Washington, DC – The Senate Judiciary Committee approved the bipartisan Defend Trade Secrets Act (DTSA), sponsored by Sens. Orrin Hatch (R-UT) and Chris Coons (D-DE), to create a new federal right of action for trade secret theft. The measure would also empower litigants to seek civil seizure of stolen trade secrets and other property in exceptional cases. The version adopted by the Committee reflects a number of changes made by the bill’s authors at the request of Sen. Sheldon Whitehouse (D-RI) and other Judiciary Committee members at a December 2015 hearing on the legislation. Whitehouse cosponsored and voted in favor of the amended measure.

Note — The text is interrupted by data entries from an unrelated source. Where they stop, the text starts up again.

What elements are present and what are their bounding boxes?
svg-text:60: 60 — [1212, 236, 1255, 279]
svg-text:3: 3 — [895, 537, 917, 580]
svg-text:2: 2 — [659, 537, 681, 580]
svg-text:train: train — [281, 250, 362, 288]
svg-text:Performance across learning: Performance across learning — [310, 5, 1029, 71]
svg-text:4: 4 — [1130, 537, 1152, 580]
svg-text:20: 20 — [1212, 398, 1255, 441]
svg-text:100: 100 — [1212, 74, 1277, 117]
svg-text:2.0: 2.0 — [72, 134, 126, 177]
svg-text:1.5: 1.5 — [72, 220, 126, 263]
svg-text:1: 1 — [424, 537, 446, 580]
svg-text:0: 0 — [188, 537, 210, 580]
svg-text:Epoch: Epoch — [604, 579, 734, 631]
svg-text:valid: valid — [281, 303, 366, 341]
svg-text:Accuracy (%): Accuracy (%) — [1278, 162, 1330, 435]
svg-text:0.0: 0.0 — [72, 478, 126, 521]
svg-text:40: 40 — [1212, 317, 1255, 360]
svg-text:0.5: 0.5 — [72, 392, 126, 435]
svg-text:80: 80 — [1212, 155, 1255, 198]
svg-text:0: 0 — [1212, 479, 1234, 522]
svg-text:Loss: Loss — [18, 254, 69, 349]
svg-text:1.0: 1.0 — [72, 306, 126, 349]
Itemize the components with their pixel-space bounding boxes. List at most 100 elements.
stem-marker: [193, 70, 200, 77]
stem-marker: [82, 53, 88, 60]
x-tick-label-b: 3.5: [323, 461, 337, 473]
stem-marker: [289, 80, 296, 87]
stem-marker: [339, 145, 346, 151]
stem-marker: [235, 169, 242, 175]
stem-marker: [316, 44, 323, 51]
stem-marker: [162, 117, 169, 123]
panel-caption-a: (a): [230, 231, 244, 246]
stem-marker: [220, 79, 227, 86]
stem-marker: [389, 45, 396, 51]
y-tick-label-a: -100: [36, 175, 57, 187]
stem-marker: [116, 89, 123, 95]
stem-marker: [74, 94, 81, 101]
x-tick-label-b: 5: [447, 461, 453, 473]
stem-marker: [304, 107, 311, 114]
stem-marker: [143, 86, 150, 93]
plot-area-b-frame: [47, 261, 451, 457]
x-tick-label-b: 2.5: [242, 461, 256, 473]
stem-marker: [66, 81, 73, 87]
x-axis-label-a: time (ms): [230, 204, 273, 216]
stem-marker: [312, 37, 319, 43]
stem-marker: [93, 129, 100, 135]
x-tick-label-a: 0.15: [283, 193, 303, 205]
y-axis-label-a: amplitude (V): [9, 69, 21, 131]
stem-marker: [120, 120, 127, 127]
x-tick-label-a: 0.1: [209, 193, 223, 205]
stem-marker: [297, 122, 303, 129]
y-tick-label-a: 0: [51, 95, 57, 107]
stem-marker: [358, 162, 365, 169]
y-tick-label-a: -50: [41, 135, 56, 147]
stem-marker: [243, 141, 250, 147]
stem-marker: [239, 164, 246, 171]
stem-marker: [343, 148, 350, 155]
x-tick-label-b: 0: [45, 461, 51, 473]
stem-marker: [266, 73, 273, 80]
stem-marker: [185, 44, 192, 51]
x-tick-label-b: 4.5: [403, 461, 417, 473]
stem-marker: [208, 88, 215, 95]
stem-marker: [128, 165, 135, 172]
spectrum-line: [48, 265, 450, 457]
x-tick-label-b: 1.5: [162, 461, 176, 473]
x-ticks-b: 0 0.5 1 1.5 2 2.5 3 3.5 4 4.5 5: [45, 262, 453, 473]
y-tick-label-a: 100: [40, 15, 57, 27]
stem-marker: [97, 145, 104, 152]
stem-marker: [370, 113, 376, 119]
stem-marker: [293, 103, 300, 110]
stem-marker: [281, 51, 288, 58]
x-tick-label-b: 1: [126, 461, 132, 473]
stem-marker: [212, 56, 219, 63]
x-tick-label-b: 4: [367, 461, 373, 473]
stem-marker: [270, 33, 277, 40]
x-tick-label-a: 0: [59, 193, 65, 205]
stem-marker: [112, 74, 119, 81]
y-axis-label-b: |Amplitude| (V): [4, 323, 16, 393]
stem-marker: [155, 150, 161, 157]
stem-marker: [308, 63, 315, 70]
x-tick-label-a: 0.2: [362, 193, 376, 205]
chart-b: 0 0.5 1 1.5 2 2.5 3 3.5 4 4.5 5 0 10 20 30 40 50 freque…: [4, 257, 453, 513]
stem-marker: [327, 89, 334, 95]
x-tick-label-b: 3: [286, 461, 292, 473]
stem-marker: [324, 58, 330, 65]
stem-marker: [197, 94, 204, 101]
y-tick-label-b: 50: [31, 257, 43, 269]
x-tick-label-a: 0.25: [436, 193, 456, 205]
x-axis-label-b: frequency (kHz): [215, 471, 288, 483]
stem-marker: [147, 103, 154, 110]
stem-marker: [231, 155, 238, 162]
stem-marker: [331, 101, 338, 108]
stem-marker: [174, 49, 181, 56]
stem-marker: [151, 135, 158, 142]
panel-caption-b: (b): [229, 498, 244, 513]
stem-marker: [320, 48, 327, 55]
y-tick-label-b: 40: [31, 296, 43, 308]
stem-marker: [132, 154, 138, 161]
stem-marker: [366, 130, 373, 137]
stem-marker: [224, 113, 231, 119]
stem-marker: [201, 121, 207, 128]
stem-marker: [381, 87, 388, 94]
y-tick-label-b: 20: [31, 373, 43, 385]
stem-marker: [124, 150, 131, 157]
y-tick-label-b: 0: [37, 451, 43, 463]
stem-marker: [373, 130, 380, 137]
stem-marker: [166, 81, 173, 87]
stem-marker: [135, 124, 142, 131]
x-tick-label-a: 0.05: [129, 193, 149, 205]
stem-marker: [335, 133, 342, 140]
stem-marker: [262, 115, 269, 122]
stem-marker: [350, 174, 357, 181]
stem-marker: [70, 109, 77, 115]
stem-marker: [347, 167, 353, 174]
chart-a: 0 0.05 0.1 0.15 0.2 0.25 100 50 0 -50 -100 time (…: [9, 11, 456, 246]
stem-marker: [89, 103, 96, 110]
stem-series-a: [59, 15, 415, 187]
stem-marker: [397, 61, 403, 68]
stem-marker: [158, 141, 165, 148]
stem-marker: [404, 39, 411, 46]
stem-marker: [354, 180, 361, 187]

“Trade-secret theft and economic espionage threaten American companies and our nation’s economic competitiveness. This bipartisan measure will protect the fruits of American invention and innovation,” said Whitehouse. “I’m grateful to Senators Hatch and Coons for giving a fair and reasonable hearing to my input on their proposal. They listened carefully to me and our colleagues and made meaningful adjustments that have resulted in strong protections for intellectual property rights.”
Senator Whitehouse offered a series of changes to the Defend Trade Secrets Act designed to protect property and privacy rights, ensure due process, and to provide better guidance to law enforcement officials charged with executing DTSA seizures. Senator Whitehouse’s language narrows the scope of property subject to seizure under the DTSA to property in the actual possession of the defendant. His changes also enhance the privacy protections in the DTSA and ensure that litigants are afforded due process by:
prohibiting civil seizure applicants from participating in the execution of civil seizures;
giving both the applicant and the defendant the opportunity to present their arguments to a judge before access to any seized materials is granted;
authorizing courts to appoint a special master to review seized property and to locate any misappropriated trade secret information; and
requiring courts to take appropriate measures to protect the confidentiality of seized material that does not constitute misappropriated trade secret information.
Senator Whitehouse also authored a provision that requires courts to provide law enforcement officials with direction as to how and when DTSA seizures may be executed in order to ensure that law enforcement officials have clear guidance as to the scope of their authority.